No verão seguinte, ao regressar de férias, fascinou-me a burra. E num dos primeiros dias decidi-me por um passeio a cavalo. Pretendia iniciar-me numa inédita aventura de cavalgar no lombo da jumenta. Mas a famigerada era teimosa que nem um burro e sonsa como um touro. Além disso, tinha hábitos que eu desconhecia.
Soltei-a do palheiro, trouxe-a para o caminho e tentei saltar. Impossível! A burra era muito alta e eu de perna curta. Mudei de plano.

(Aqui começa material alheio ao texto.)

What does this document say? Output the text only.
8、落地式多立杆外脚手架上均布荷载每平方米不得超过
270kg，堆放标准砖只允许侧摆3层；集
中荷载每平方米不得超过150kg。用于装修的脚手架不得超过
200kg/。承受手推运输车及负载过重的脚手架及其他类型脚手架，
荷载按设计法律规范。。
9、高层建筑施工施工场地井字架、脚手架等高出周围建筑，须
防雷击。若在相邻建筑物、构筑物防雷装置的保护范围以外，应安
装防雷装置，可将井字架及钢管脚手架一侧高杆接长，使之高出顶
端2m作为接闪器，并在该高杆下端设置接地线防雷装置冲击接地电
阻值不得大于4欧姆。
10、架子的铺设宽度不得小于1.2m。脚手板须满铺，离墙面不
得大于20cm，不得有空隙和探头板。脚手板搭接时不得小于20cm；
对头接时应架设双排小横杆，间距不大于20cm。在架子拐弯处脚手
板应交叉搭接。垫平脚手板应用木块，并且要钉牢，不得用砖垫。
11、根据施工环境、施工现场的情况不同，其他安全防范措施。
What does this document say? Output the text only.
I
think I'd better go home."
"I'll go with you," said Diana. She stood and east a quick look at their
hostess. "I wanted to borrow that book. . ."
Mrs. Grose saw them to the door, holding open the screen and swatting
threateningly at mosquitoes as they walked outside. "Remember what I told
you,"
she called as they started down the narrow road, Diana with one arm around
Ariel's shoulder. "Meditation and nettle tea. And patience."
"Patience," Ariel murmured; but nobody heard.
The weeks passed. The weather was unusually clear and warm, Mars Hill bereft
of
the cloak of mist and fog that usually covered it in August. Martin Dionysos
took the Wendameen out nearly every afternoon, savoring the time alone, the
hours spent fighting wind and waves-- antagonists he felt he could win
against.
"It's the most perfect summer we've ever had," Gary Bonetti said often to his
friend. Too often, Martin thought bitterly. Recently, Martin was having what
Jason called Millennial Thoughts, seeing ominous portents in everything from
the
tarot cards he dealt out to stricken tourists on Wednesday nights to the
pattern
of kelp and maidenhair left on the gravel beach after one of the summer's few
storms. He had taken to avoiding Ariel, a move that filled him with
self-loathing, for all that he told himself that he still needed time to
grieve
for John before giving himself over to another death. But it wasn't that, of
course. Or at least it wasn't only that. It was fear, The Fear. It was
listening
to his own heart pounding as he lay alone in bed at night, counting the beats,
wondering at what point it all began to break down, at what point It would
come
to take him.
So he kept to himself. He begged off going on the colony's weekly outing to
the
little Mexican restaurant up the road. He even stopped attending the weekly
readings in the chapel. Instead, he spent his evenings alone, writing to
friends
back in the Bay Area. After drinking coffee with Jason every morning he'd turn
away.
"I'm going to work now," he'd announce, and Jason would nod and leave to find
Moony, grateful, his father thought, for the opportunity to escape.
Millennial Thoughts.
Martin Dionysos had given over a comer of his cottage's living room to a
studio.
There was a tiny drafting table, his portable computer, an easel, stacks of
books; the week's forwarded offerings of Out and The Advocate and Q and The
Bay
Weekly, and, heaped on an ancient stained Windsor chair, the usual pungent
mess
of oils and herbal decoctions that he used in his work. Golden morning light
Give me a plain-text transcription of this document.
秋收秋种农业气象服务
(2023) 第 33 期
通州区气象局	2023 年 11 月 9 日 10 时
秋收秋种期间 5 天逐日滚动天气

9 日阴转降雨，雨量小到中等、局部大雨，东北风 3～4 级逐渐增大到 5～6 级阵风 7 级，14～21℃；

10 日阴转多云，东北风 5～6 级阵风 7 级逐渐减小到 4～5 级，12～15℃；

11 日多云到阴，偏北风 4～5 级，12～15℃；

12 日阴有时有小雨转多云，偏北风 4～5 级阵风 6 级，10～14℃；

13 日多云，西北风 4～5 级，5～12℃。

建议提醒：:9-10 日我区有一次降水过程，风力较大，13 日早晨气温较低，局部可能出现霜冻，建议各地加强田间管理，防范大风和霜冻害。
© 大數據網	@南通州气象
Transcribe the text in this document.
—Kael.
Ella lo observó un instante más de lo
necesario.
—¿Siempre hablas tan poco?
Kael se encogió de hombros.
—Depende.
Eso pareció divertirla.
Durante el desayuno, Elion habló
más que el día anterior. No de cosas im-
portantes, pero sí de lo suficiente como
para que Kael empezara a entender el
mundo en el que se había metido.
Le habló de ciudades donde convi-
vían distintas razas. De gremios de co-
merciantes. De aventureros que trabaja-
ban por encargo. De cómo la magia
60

Aproximei o estafermo de um muro que havia em frente da minha casa. Eu a puxar para a frente ela para trás. Quando a consegui aproximar do muro, coloquei-me em cima dele e zás. Atirei-me de rompante para o dorso do animal. O que havia de passar pela cabeça da maldita, enquanto eu jimpava pelos ares, para me encavalitar? Aproximar-se do muro, como, pelos vistos, era seu hábito. Só que eu, como já impulsionara o corpo com a força que julgava necessária para atingir-lhe o lombo, fui estatelar-me quase inconsciente, do outro lado, sobre o pedregulho da calçada.
E enterraram-se ali os meus sonhos de cavalgar toda a sela.